Minneapolis, Minnesota was the home to several nights of riots, arson, and property destruction after the death of George Floyd in police custody this summer. Black Lives Matter-fueled riots led to at least half a billion dollars in property damages, much of which destroyed small businesses essential to the city’s economy.
The city’s mayor, Jacob Frey, chose to meet with protesters in public about whether to continue funding the city’s police department amid protesters’ demands to defund it and ultimately abolish it. The Democratic mayor said that he did not support the protesters’ demands, which was met with a chorus of boos and chants of “Go home, Jacob, go home” and “shame.”
A spokesperson for the mayor reiterated his “unwavering” commitment to work towards “deep structural reforms and uprooting systemic racism. He does not support abolishing the police department.”

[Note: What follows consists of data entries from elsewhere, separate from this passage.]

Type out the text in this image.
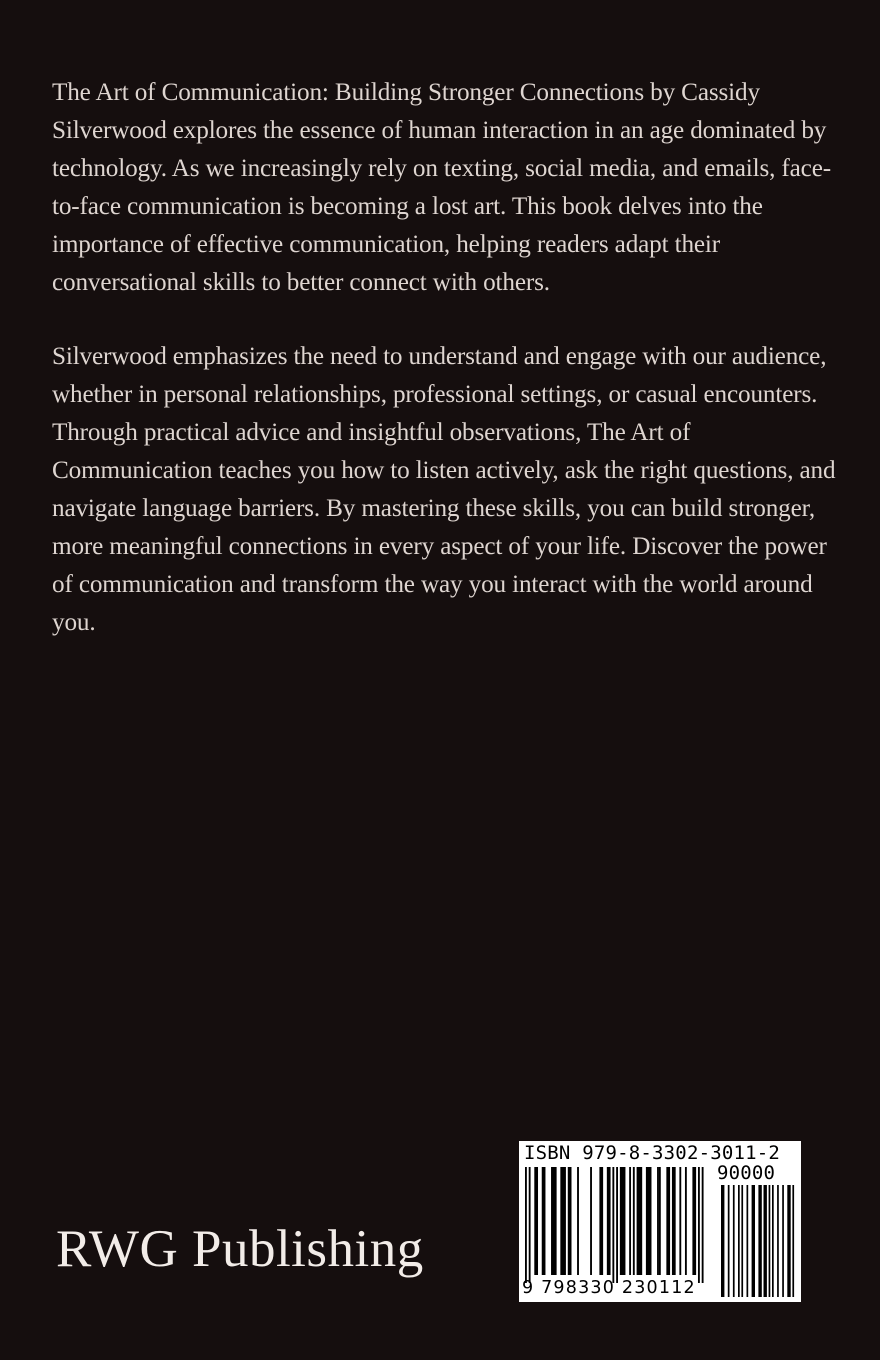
The Art of Communication: Building Stronger Connections by Cassidy Silverwood explores the essence of human interaction in an age dominated by technology. As we increasingly rely on texting, social media, and emails, face-to-face communication is becoming a lost art. This book delves into the importance of effective communication, helping readers adapt their conversational skills to better connect with others.

Silverwood emphasizes the need to understand and engage with our audience, whether in personal relationships, professional settings, or casual encounters. Through practical advice and insightful observations, The Art of Communication teaches you how to listen actively, ask the right questions, and navigate language barriers. By mastering these skills, you can build stronger, more meaningful connections in every aspect of your life. Discover the power of communication and transform the way you interact with the world around you.

RWG Publishing
ISBN 979-8-3302-3011-2
90000
9 798330 230112
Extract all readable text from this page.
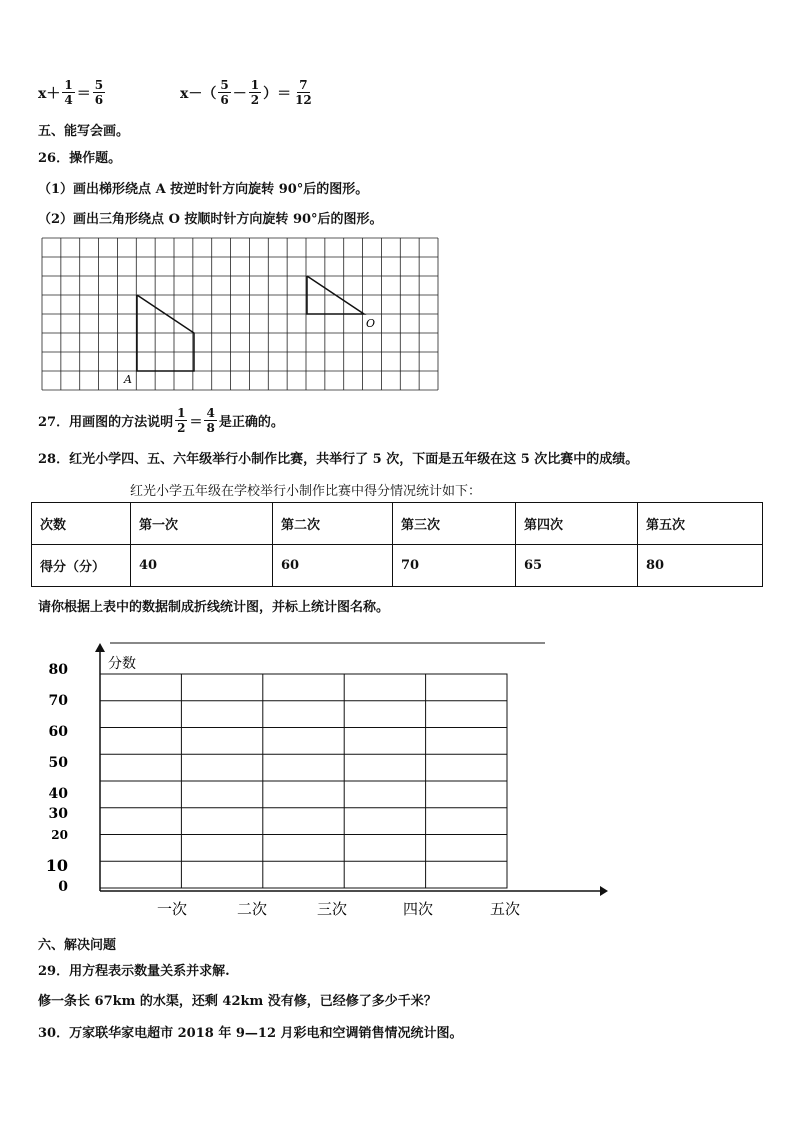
$x+ \frac{1}{4} = \frac{5}{6}$	x－ （ $\frac{5}{6} - \frac{1}{2}$ ） ＝ $\frac{7}{12}$
五、能写会画。
26．操作题。
（1）画出梯形绕点 A 按逆时针方向旋转 90°后的图形。
（2）画出三角形绕点 O 按顺时针方向旋转 90°后的图形。
A
O
27．用画图的方法说明 $\frac{1}{2} = \frac{4}{8}$ 是正确的。
28．红光小学四、五、六年级举行小制作比赛，共举行了 5 次，下面是五年级在这 5 次比赛中的成绩。
红光小学五年级在学校举行小制作比赛中得分情况统计如下：
次数	第一次	第二次	第三次	第四次	第五次
得分（分）	40	60	70	65	80
请你根据上表中的数据制成折线统计图，并标上统计图名称。
分数
80
70
60
50
40
30
20
10
0
一次	二次	三次	四次	五次
六、解决问题
29．用方程表示数量关系并求解.
修一条长 67km 的水渠，还剩 42km 没有修，已经修了多少千米？
30．万家联华家电超市 2018 年 9—12 月彩电和空调销售情况统计图。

Despite Frey’s actions to enact police reforms, such as a temporary restraining order for police officers to ban the use of chokeholds, it was not enough for the “Abolish the Police” radicals in Minneapolis. The Minneapolis City Council kowtowed to the mob’s demands and moved $1.1 million from the police department to the city’s health department to fund “violence interrupters” that would mediate conflicts instead of police officers. Essentially, the city council’s move partially defunded the city’s police department and as Minnesota Public Radio reported, it is “less than a percentage point of the police department’s budget.”
Frey is the second youngest mayor in Minneapolis’s history at age thirty-eight, having won election in 2018.
George Floyd, a black male, died in police custody after a police officer pinned him to the ground with a knee on his neck. Floyd’s death spurred nights of riots, looting, and arson in Minneapolis, as well as other mass demonstrations across the country.